「耳が遠い人には動作もつける」
「目が悪い人にはシーンの説明を盛り込む」
高齢になると、目や耳が不自由になってきます。それに伴い、若い方や健康な方には想像もできないほど、いろいろな不便さが出てきます。
高齢の方に多い目の病気は、白内障や加齢黄斑変性、緑内障、糖尿病性網膜症などがあります。白内障は、とてもポピュラーな病気で、70代以上の方だとほぼ発症する病気。老人性の白内障では、薄暗い場所だと物が見えにくく、全体的にぼんやりとします。また、光がとてもまぶしく感じることもあるので、披露宴やパーティの際は要注意かもしれません。
緑内障は、ある部分だけが見えないという症状です。(視野欠損)
白内障、緑内障は、早い方で40~50代で発症することもあるので、皆様もご注意下さいね。
目が不自由な方の場合、身だしなみや食べこぼしがあってもご本人は気付きません。そのような状態であれば、さりげなく直してあげてください。
会場でのご案内は、ご本人のスピードに合わせ、かなりゆっくりめにサポートを。階段では、こまめに声掛けが必要です。
「あと2、3歩前に行きましょう」
「後ろから人が来ているので右によけましょうね。」
など、細かく具体的な声かけや誘導が必要になります。
見える範囲が決まっている方には、その範囲内に食事のセッティングしてください。
耳が聞こえにくい方を外見だけで判断することは、なかなか難しいものです。補聴器を使用されるのでは?と考えがちですが、実は皆さん補聴器を使いたがりません。理由はピーという雑音などを拾いやすくなってしまうから。
耳が聞こえにくいと、周囲の状況が分かりづらく、人にぶつかりやすいので、十分に気を付けてください。案内する際は、なるべく大きく手ぶりをつけて、視覚で分かるように説明するのがポイント。
「お化粧室はあちらです」
「座ったままでお待ちください」など、大きな手の動作を必ず入れて下さい。
声は低音が聞き取りやすいので、女性よりは男性スタッフのほうがいいかもしれません。どうしても、聞き取りづらそうな場合には、筆談が早い場合もあります。
挙式中や大事なスピーチの時は、声かけをするタイミングも要注意。
耳が遠い方は、大声になってしまう傾向にあります。厳粛な静まり返った場で、昔のコントのように、「え~!?え~!?なに~!?」となってしまうと大変です。

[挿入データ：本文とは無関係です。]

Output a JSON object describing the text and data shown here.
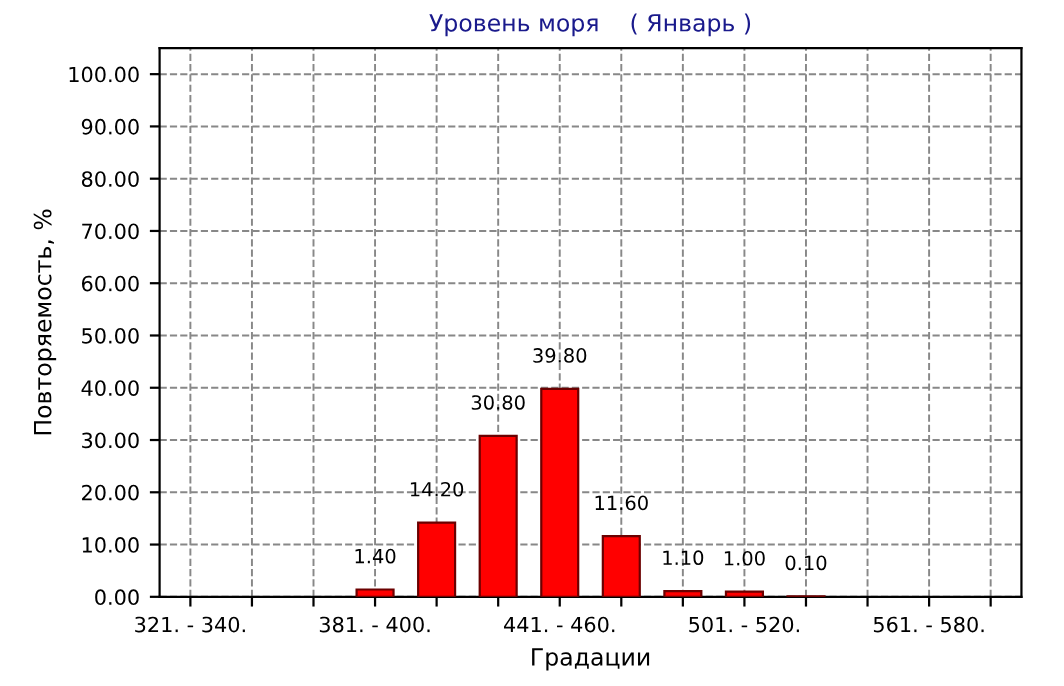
{
  "chart_data": {
    "type": "bar",
    "title": "Уровень моря    ( Январь )",
    "xlabel": "Градации",
    "ylabel": "Повторяемость, %",
    "categories": [
      "321. - 340.",
      null,
      null,
      "381. - 400.",
      null,
      null,
      "441. - 460.",
      null,
      null,
      "501. - 520.",
      null,
      null,
      "561. - 580.",
      null
    ],
    "values": [
      null,
      null,
      null,
      1.4,
      14.2,
      30.8,
      39.8,
      11.6,
      1.1,
      1.0,
      0.1,
      null,
      null,
      null
    ],
    "value_labels": [
      null,
      null,
      null,
      "1.40",
      "14.20",
      "30.80",
      "39.80",
      "11.60",
      "1.10",
      "1.00",
      "0.10",
      null,
      null,
      null
    ],
    "color": "#ff0000",
    "ylim": [
      0,
      105
    ],
    "yticks": [
      {
        "value": 0,
        "label": "0.00"
      },
      {
        "value": 10,
        "label": "10.00"
      },
      {
        "value": 20,
        "label": "20.00"
      },
      {
        "value": 30,
        "label": "30.00"
      },
      {
        "value": 40,
        "label": "40.00"
      },
      {
        "value": 50,
        "label": "50.00"
      },
      {
        "value": 60,
        "label": "60.00"
      },
      {
        "value": 70,
        "label": "70.00"
      },
      {
        "value": 80,
        "label": "80.00"
      },
      {
        "value": 90,
        "label": "90.00"
      },
      {
        "value": 100,
        "label": "100.00"
      }
    ],
    "grid": true
  }
}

本人は状況が理解できていないこともあるので、その時は、「し~!!」という手ぶりと同時に、注目してほしいシーンを指し示しましょう。
最後に実際にあったお話を1つ。
「どうしても出たいと言うので・・」
と、少し戸惑った様子で、新婦が大好きなおばあちゃんの、式当日のサポートを当社に依頼してきたときのことです。話を聞くと、おばあちゃんはほとんど視力がなく、全く見えない状態だとか。
「結婚式に出てくれるのは嬉しいけれど、花嫁姿もお料理も、ビデオも何かも見ることができないので、つまらないかもしれない。」
新婦の心配はそこでした。
「どうしても出席したい」
とおばあちゃんの願い。
そこで、私たちの出番です。
優しそうなおばあちゃんに、当日はできる限り、場面場面で説明をしていきました。
「今、お孫さまが入場ですよ。きれいなレースのドレスですよ」
「背の高いハンサムなお婿さんですね」
「もうすぐ、指輪交換ですよ」・・・・。
一つひとつの説明に頷きながら、見えないはずの目をじっと凝らすように見つめていました。
挙式が終わり、写真撮影で新郎新婦のそばにお連れしたとき、おばあちゃんは、新郎のそばに近づき、
「どうか、どうか、この子をよろしくお願いします」
そう、囁いたのです。
じっと花婿さんに顔を向けて、しっかりと手を握って伝えていました。
その瞬間、
「ああ、どうしてもこの一言が言いたかったんだ・・。」
私たちはそう理解しました。
おばあちゃんのほっとした、安心した笑顔を見たとき、私たちは涙が止まりませんでした。